Bare tree branches in a black-and-white, nearly abstract pattern appeared on layers of screens behind a young woman holding a metronome. The only music was the machine's loud tick-ticking, first in the familiar iambic meter of a Dickinson poem and then falling into a kind of arrythmia, as though a huge mechanical heart had lurched out of control. In the darkened theater the red light on the metronome shone first on the girl's face and then, terrifyingly, her heart; it moved for a moment to her hands, like the passion of Christ. The ticking sped up; the light flashed; now the girl was holding a bomb.
If I had entered the theater knowing nothing and were shown only this part, I would have guessed it was an Emily Dickinson poem.
Lots of contemporary composers indulge in "settings" of poems that have nothing to do with the poems. Their music is like dry white plates lying underneath appetizers floating in air. But composer Michael Gordon and music director Ted Hearne turned Dickinson's words into real live song lyrics. The four singer/musicians (Jennifer Charles, lead singer of the band Elysian Fields; Leah Coloff; Courtney Orlando; Bora Yoon) actually could tour as a band called the Emily Dickinsons, doing brainy jazzy beautiful weird ambient electronica in their sharp frocks and mod trenchcoats. The poems felt like these performers' urgent utterances (even if it was sometimes hard to hear the words). If the band toured with the rolling scrims featuring, among other images, Dickinson's handwriting, which rose like smoke to surround singer Jennifer Charles, so much the better.
Gordon and filmmaker Bill Morrison in 2002 made the ethereal film Decasia, with found footage of decomposing silent movies. The dreaminess of their vision and that of projectionist Laurie Olinder suits Dickinson, allowing for intuitive translations of the poems such as the one above. In another memorable piece, three cell phones rotate on an old LP, lighting up randomly. "I went to Heaven," a voice sings over and over, as if Dickinson were placing dropped calls from the beyond. The singers' white dresses were wired for sound. When they turned around, you could see tiny green lights blinking beneath the fabric. It was fantastic, as if they were part lightning bug, or secret robots.
Disappointingly, the visuals too often evinced a superficial idea of Dickinson wandering endlessly through the woods in a bun and a white dress.

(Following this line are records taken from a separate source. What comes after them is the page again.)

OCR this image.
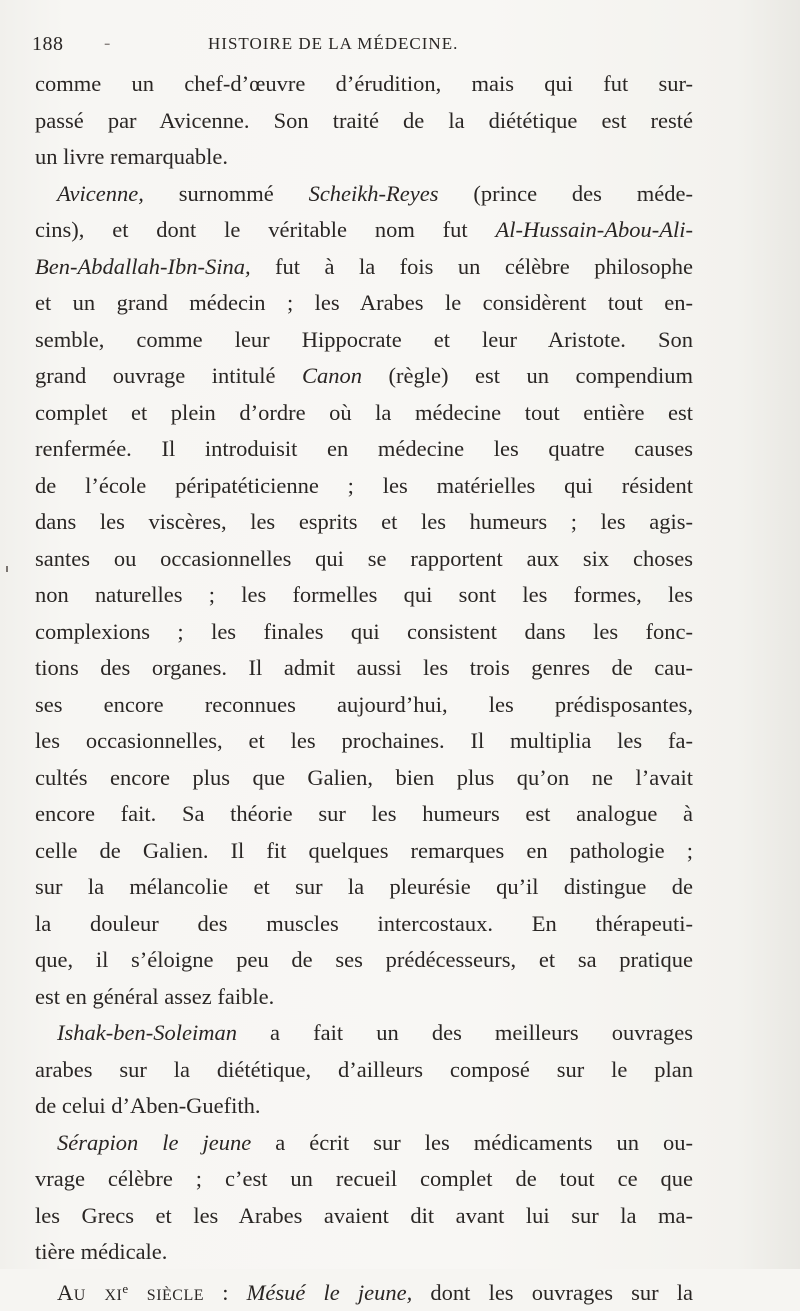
188 -	HISTOIRE DE LA MÉDECINE.
comme un chef-d’œuvre d’érudition, mais qui fut sur-
passé par Avicenne. Son traité de la diététique est resté
un livre remarquable.
Avicenne, surnommé Scheikh-Reyes (prince des méde-
cins), et dont le véritable nom fut Al-Hussain-Abou-Ali-
Ben-Abdallah-Ibn-Sina, fut à la fois un célèbre philosophe
et un grand médecin ; les Arabes le considèrent tout en-
semble, comme leur Hippocrate et leur Aristote. Son
grand ouvrage intitulé Canon (règle) est un compendium
complet et plein d’ordre où la médecine tout entière est
renfermée. Il introduisit en médecine les quatre causes
de l’école péripatéticienne ; les matérielles qui résident
dans les viscères, les esprits et les humeurs ; les agis-
santes ou occasionnelles qui se rapportent aux six choses
non naturelles ; les formelles qui sont les formes, les
complexions ; les finales qui consistent dans les fonc-
tions des organes. Il admit aussi les trois genres de cau-
ses encore reconnues aujourd’hui, les prédisposantes,
les occasionnelles, et les prochaines. Il multiplia les fa-
cultés encore plus que Galien, bien plus qu’on ne l’avait
encore fait. Sa théorie sur les humeurs est analogue à
celle de Galien. Il fit quelques remarques en pathologie ;
sur la mélancolie et sur la pleurésie qu’il distingue de
la douleur des muscles intercostaux. En thérapeuti-
que, il s’éloigne peu de ses prédécesseurs, et sa pratique
est en général assez faible.
Ishak-ben-Soleiman a fait un des meilleurs ouvrages
arabes sur la diététique, d’ailleurs composé sur le plan
de celui d’Aben-Guefith.
Sérapion le jeune a écrit sur les médicaments un ou-
vrage célèbre ; c’est un recueil complet de tout ce que
les Grecs et les Arabes avaient dit avant lui sur la ma-
tière médicale.
Au $xi^e$ siècle : Mésué le jeune, dont les ouvrages sur la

At times the performers sang in breathy, wispy voices, as if they would at any moment break off into mad cackles, and as if the essence of Dickinson poems were a thread unraveling from a sweater. That's a pity. Dickinson was a recluse, not a shrinking violet, and not the crazy girl on the playground. Even what you could call her nature poems are made of steel and rock, not soft stuff; they flinch from nothing. Reading them you know the poet is looking death, heaven, pain, and delight straight in the eye. If Ridge Theater, where the piece originated, had invited a poet to collaborate with the dramaturg, there might have been swords, garnets, dendrites, or atoms among the flora.
On balance, though, wherever Emily Dickinson is, I think she leveled her gaze on this performance based on her work and was deeply pleased.